His steps brought him now to the back edge of the cemetery, where he sat down against a cedar tree overlooking a shallow valley overgrown with scrub and weeds, a neglected and desolate place in complete accord with his mood. Presently, however, their game of tag brought a troupe of children close enough to disturb him. He rose and went down the slope.

Not looking where he was going, he caught his foot, stumbled and fell. On his knees, he looked back and saw what he had tripped on. It was a man-made something driven into the ground. It was a flat piece of metal the size of a postcard on a short stem painted blue. He had twisted it and could see that the two sides were different. He examined it without interest. It had a front and a back, and the front was not metal, but a browned and clouded pane of isinglass. There were beads of moisture and spider egg sacks behind the pane and there appeared to be a piece of paper with writing on it. He wiped away the old rain-splattered dirt. It was a printed form, originally pink, but faded now and water-streaked and mouldy. He could read at the top of it the printed word NAME, followed by some script in runny ink, once black no doubt, now a pale reddish-brown. Stanley Tr-something, was as much of the name as he could make out. The next line began with the printed words DATE OF BIRTH, and of the writing that followed all that could be seen through the dew under the glass was -ber 26, 18—. The third line said –E OF DEATH, and of the writing following that he could make out nothing. At the bottom was a signature he could not read, and beneath it the printed words, much faded, COUNTY CORONER.

He stood up, and to his surprise, looking about he discovered more of them hidden in the tall brown poverty-grass. They were all identical, and those that were not all rust were painted a bluish gray. Then he saw that he was at that moment standing on a grave, in violation, however unintended, of one of the strongest taboos he knew, a childish superstition, but one which no one ever quite outgrew. He jumped aside, and found himself on another one, so close to the first that the occupants must lie like a couple in a double bed. He cast an automatic glance back up the hill to see if he had been observed.

He saw that there were graves of this same sort all around, the markers fallen over on many, tilted and leaning on others, running all the way to the woods and as far as he could discern the blue stems and pinkish faces in the grass on either side down the little valley. Who were these people? Why were they so forgotten, their graves so neglected, and what had consigned them to this desolate back-slums of the graveyard? There were no paths among the rank, dead ragweed and cockle-burr and milkweed; not one of them had been trodden down by any visiting foot. Could so many people each have left no kin at all to visit their graves? But kin, had they had any, would not have been the ones to tend the graves, for that was not polite; you cleaned other peoples' plots and they cleaned yours. Why did no one in town clean these?

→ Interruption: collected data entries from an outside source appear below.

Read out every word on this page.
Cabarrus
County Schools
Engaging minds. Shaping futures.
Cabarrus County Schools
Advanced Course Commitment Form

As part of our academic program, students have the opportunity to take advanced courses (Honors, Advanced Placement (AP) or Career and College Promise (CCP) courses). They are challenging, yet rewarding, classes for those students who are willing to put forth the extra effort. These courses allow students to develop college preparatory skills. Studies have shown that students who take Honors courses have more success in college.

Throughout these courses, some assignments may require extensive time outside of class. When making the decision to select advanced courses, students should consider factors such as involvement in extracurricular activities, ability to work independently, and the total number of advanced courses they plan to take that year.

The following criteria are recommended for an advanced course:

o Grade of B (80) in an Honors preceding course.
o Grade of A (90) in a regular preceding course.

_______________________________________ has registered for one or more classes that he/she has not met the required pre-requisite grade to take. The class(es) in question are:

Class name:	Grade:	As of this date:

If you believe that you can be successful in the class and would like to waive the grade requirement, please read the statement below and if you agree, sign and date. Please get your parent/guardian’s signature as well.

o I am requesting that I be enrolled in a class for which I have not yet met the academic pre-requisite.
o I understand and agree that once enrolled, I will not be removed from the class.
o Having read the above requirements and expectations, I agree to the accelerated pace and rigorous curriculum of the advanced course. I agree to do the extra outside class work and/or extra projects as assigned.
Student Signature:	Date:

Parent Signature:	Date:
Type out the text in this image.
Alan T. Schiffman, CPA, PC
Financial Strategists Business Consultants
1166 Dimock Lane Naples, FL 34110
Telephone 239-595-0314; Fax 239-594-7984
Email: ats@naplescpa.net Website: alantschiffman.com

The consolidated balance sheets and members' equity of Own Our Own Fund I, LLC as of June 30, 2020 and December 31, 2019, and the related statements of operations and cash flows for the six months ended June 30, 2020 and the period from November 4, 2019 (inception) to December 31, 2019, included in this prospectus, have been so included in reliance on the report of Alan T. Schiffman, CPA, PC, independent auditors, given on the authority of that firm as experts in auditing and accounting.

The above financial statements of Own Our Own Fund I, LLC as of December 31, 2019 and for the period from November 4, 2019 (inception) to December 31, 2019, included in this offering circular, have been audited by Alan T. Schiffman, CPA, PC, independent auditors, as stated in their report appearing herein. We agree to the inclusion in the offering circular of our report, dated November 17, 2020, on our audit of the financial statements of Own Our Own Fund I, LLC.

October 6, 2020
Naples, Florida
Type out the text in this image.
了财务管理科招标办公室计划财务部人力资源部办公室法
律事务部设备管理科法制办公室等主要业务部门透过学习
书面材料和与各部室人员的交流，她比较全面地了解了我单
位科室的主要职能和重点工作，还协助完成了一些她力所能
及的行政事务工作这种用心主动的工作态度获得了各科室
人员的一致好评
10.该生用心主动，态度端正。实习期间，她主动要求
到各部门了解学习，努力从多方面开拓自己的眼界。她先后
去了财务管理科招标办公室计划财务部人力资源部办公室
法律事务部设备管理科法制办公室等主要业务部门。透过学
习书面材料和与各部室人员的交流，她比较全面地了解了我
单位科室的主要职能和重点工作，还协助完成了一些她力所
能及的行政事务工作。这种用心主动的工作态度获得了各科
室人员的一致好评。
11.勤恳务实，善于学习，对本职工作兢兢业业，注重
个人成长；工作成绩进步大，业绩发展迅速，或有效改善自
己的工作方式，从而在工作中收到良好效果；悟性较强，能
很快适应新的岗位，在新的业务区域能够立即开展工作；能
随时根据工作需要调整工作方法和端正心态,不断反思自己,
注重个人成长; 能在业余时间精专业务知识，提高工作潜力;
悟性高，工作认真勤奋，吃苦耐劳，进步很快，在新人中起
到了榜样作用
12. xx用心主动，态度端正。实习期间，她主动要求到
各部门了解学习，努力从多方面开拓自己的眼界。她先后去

He found himself at once deeply curious about these dead, and, getting down on his hands and knees, began to crawl from one marker to another, puzzling out as much as he could of them. There must be some sort of kinship among them, he thought. They could not be Negroes, for the Negroes had a cemetery of their own. Perhaps they were Indians, or Yankees, carpetbaggers who had died in the town in the old Reconstruction days. But no, he discovered some fairly recent dates among them, and in addition to men, he found the names of women among those that could still be read. All were on the same pink form: Name, date of birth, date of death, signature of the county coroner. He discovered that the dates got more and more recent as he worked his way in one certain direction, and then he came to where the graves gave out and where an unused patch of land of the same sort lay, as though to receive still more of them in time to come.

There reached him now on the far edge of the shallow valley only a low hum of the activities up in the graveyard. A hush hung over this deserted village of dead, who were remembered with no stones or epitaphs, nothing but that uniform and official notice that they had lived and had died. Such was his own mood, however, that he felt himself no unwelcome intruder upon their poor privacy.